Auch die formale Trennung zwischen Betriebsverfassungs- und
Personalvertretungsrecht in § 130 BetrVG schließt die Annahme eines
gemeinsamen Betriebes nicht aus. Sind an einem gemeinsamen Betrieb sowohl
eine juristische Person des Privatrechts als auch eine Körperschaft des öffentlichen
Rechts – hier über das D – beteiligt, findet Betriebsverfassungsrecht Anwendung,
wenn sich die Betriebsführung auf der Grundlage einer privatrechtlichen
Vereinbarung vollzieht (BAG Beschluss vom 24. Jan. 1996 – 7 ABR 10/95 – EzA §1
BetrVG 1972 Nr. 10).
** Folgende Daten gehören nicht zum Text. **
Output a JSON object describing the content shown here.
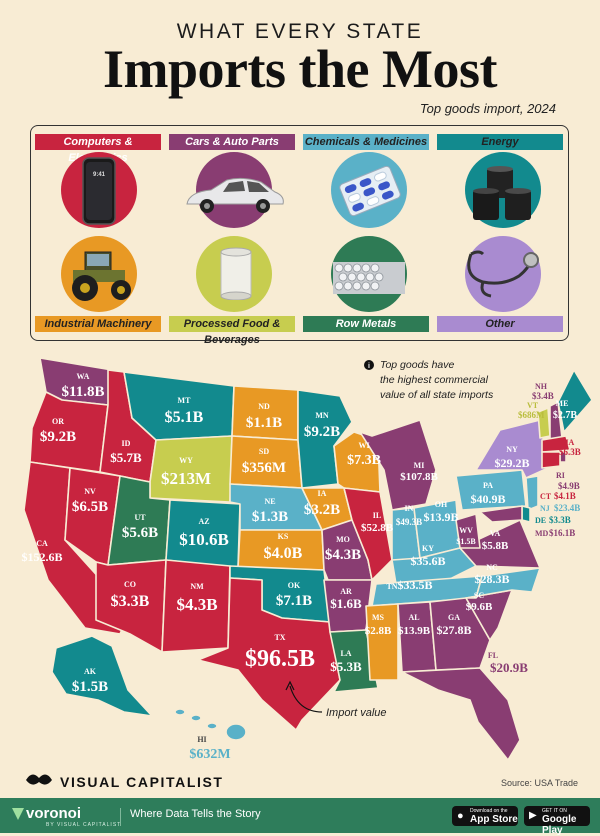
{
  "header": {
    "kicker": "WHAT EVERY STATE",
    "title": "Imports the Most",
    "subtitle": "Top goods import, 2024"
  },
  "legend": [
    {
      "key": "computers",
      "label": "Computers & Electronics",
      "color": "#c8243f"
    },
    {
      "key": "cars",
      "label": "Cars & Auto Parts",
      "color": "#893d72"
    },
    {
      "key": "chemicals",
      "label": "Chemicals & Medicines",
      "color": "#5ab1c8"
    },
    {
      "key": "energy",
      "label": "Energy",
      "color": "#128a8e"
    },
    {
      "key": "machinery",
      "label": "Industrial Machinery",
      "color": "#e89924"
    },
    {
      "key": "food",
      "label": "Processed Food & Beverages",
      "color": "#c7cd4f"
    },
    {
      "key": "metals",
      "label": "Row Metals",
      "color": "#2e7b55"
    },
    {
      "key": "other",
      "label": "Other",
      "color": "#a98bd0"
    }
  ],
  "phone_time": "9:41",
  "states": [
    {
      "code": "WA",
      "value": "$11.8B",
      "category": "cars"
    },
    {
      "code": "OR",
      "value": "$9.2B",
      "category": "computers"
    },
    {
      "code": "CA",
      "value": "$152.6B",
      "category": "computers"
    },
    {
      "code": "NV",
      "value": "$6.5B",
      "category": "computers"
    },
    {
      "code": "ID",
      "value": "$5.7B",
      "category": "computers"
    },
    {
      "code": "MT",
      "value": "$5.1B",
      "category": "energy"
    },
    {
      "code": "WY",
      "value": "$213M",
      "category": "food"
    },
    {
      "code": "UT",
      "value": "$5.6B",
      "category": "metals"
    },
    {
      "code": "AZ",
      "value": "$10.6B",
      "category": "computers"
    },
    {
      "code": "CO",
      "value": "$3.3B",
      "category": "energy"
    },
    {
      "code": "NM",
      "value": "$4.3B",
      "category": "computers"
    },
    {
      "code": "ND",
      "value": "$1.1B",
      "category": "machinery"
    },
    {
      "code": "SD",
      "value": "$356M",
      "category": "machinery"
    },
    {
      "code": "NE",
      "value": "$1.3B",
      "category": "chemicals"
    },
    {
      "code": "KS",
      "value": "$4.0B",
      "category": "machinery"
    },
    {
      "code": "OK",
      "value": "$7.1B",
      "category": "energy"
    },
    {
      "code": "TX",
      "value": "$96.5B",
      "category": "computers"
    },
    {
      "code": "MN",
      "value": "$9.2B",
      "category": "energy"
    },
    {
      "code": "IA",
      "value": "$3.2B",
      "category": "machinery"
    },
    {
      "code": "MO",
      "value": "$4.3B",
      "category": "cars"
    },
    {
      "code": "AR",
      "value": "$1.6B",
      "category": "cars"
    },
    {
      "code": "LA",
      "value": "$5.3B",
      "category": "metals"
    },
    {
      "code": "WI",
      "value": "$7.3B",
      "category": "machinery"
    },
    {
      "code": "IL",
      "value": "$52.8B",
      "category": "computers"
    },
    {
      "code": "MI",
      "value": "$107.8B",
      "category": "cars"
    },
    {
      "code": "IN",
      "value": "$49.3B",
      "category": "chemicals"
    },
    {
      "code": "OH",
      "value": "$13.9B",
      "category": "chemicals"
    },
    {
      "code": "KY",
      "value": "$35.6B",
      "category": "chemicals"
    },
    {
      "code": "TN",
      "value": "$33.5B",
      "category": "chemicals"
    },
    {
      "code": "MS",
      "value": "$2.8B",
      "category": "machinery"
    },
    {
      "code": "AL",
      "value": "$13.9B",
      "category": "cars"
    },
    {
      "code": "GA",
      "value": "$27.8B",
      "category": "cars"
    },
    {
      "code": "FL",
      "value": "$20.9B",
      "category": "cars"
    },
    {
      "code": "SC",
      "value": "$9.6B",
      "category": "cars"
    },
    {
      "code": "NC",
      "value": "$28.3B",
      "category": "chemicals"
    },
    {
      "code": "VA",
      "value": "$5.8B",
      "category": "cars"
    },
    {
      "code": "WV",
      "value": "$1.5B",
      "category": "cars"
    },
    {
      "code": "PA",
      "value": "$40.9B",
      "category": "chemicals"
    },
    {
      "code": "NY",
      "value": "$29.2B",
      "category": "other"
    },
    {
      "code": "VT",
      "value": "$686M",
      "category": "food"
    },
    {
      "code": "NH",
      "value": "$3.4B",
      "category": "cars"
    },
    {
      "code": "ME",
      "value": "$2.7B",
      "category": "energy"
    },
    {
      "code": "MA",
      "value": "$6.3B",
      "category": "computers"
    },
    {
      "code": "RI",
      "value": "$4.9B",
      "category": "cars"
    },
    {
      "code": "CT",
      "value": "$4.1B",
      "category": "computers"
    },
    {
      "code": "NJ",
      "value": "$23.4B",
      "category": "chemicals"
    },
    {
      "code": "DE",
      "value": "$3.3B",
      "category": "energy"
    },
    {
      "code": "MD",
      "value": "$16.1B",
      "category": "cars"
    },
    {
      "code": "AK",
      "value": "$1.5B",
      "category": "energy"
    },
    {
      "code": "HI",
      "value": "$632M",
      "category": "chemicals"
    }
  ],
  "annotations": {
    "note": [
      "Top goods have",
      "the highest commercial",
      "value of all state imports"
    ],
    "note_icon": "info-icon",
    "import_value": "Import value"
  },
  "footer": {
    "brand": "VISUAL CAPITALIST",
    "source": "Source: USA Trade",
    "voronoi": "voronoi",
    "voronoi_sub": "BY VISUAL CAPITALIST",
    "tagline": "Where Data Tells the Story",
    "app_store_small": "Download on the",
    "app_store": "App Store",
    "google_play_small": "GET IT ON",
    "google_play": "Google Play"
  }
}
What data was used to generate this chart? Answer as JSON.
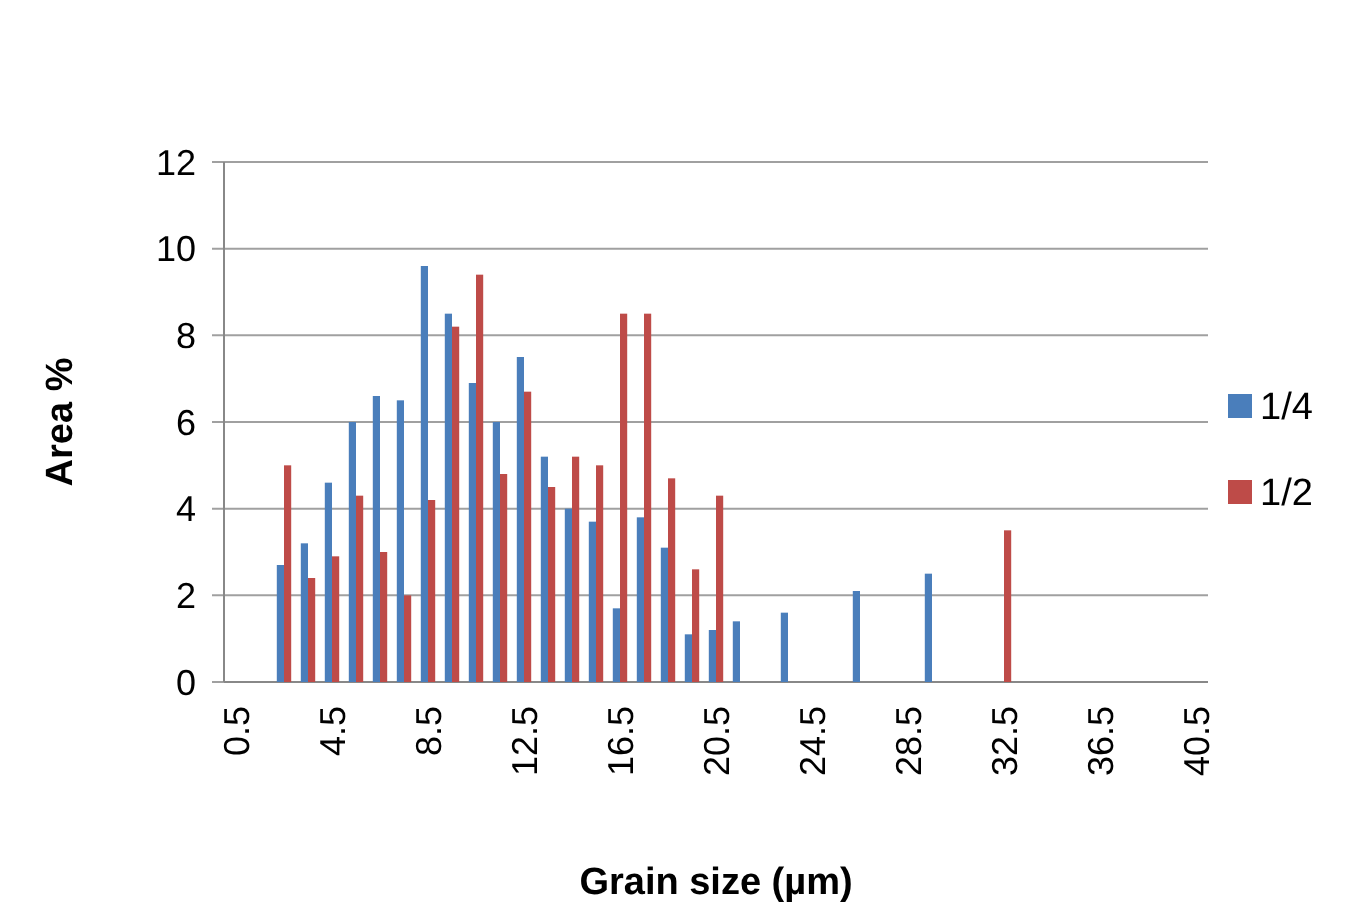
{
  "chart_data": {
    "type": "bar",
    "xlabel": "Grain size (µm)",
    "ylabel": "Area %",
    "categories": [
      "0.5",
      null,
      null,
      null,
      "4.5",
      null,
      null,
      null,
      "8.5",
      null,
      null,
      null,
      "12.5",
      null,
      null,
      null,
      "16.5",
      null,
      null,
      null,
      "20.5",
      null,
      null,
      null,
      "24.5",
      null,
      null,
      null,
      "28.5",
      null,
      null,
      null,
      "32.5",
      null,
      null,
      null,
      "36.5",
      null,
      null,
      null,
      "40.5"
    ],
    "series": [
      {
        "name": "1/4",
        "color": "#4a7ebb",
        "values": [
          null,
          null,
          2.7,
          3.2,
          4.6,
          6.0,
          6.6,
          6.5,
          9.6,
          8.5,
          6.9,
          6.0,
          7.5,
          5.2,
          4.0,
          3.7,
          1.7,
          3.8,
          3.1,
          1.1,
          1.2,
          1.4,
          null,
          1.6,
          null,
          null,
          2.1,
          null,
          null,
          2.5,
          null,
          null,
          null,
          null,
          null,
          null,
          null,
          null,
          null,
          null,
          null
        ]
      },
      {
        "name": "1/2",
        "color": "#be4b48",
        "values": [
          null,
          null,
          5.0,
          2.4,
          2.9,
          4.3,
          3.0,
          2.0,
          4.2,
          8.2,
          9.4,
          4.8,
          6.7,
          4.5,
          5.2,
          5.0,
          8.5,
          8.5,
          4.7,
          2.6,
          4.3,
          null,
          null,
          null,
          null,
          null,
          null,
          null,
          null,
          null,
          null,
          null,
          3.5,
          null,
          null,
          null,
          null,
          null,
          null,
          null,
          null
        ]
      }
    ],
    "ylim": [
      0,
      12
    ],
    "yticks": [
      0,
      2,
      4,
      6,
      8,
      10,
      12
    ],
    "grid": "y",
    "legend": "right"
  }
}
Da Zweck des Übertragungsvertrages vom 1. April 2004 die
Privatisierung des Bühnenbetriebs und Überführung der B unter das Dach einer
juristischen Person des Privatrechts war, ergeben sich keine Anhaltspunkte dafür,
dass die Führungsvereinbarung als öffentlichrechtlich zu qualifizieren ist. Das wäre
ein Systembruch. Werden die B als gemeinsamer Betrieb unter dem Dach einer
juristischen Person des Privatrechts geführt, ist Betriebsverfassungsrecht
anzuwenden, nicht Personalvertretungsrecht. Personalvertretungsrecht kommt bei
der Antragstellerin mit der Wahl eines Betriebsrates nicht mehr zum Zuge
(BVerwG Beschluss vom 13. Juni 2001 – 6 P 8/00 – NZA 2002, 115; GK-
BetrVG/Fabricius/Weber, 7. Aufl., § 130 Rz. 3; Richardi/Annuß, BetrVG, 9. Aufl., §
130 Rz. 3). Die Regelung in § 9 Ziff. 1 des Gestellungsvertrages, wonach der
Personalrat der B die zuständige Interessenvertretung der gestellten
Arbeitnehmer sei, konnte bei der Antragstellerin keine Geltung beanspruchen,
nachdem ein Betriebsrat für einen gemeinsamen Betrieb gewählt worden ist.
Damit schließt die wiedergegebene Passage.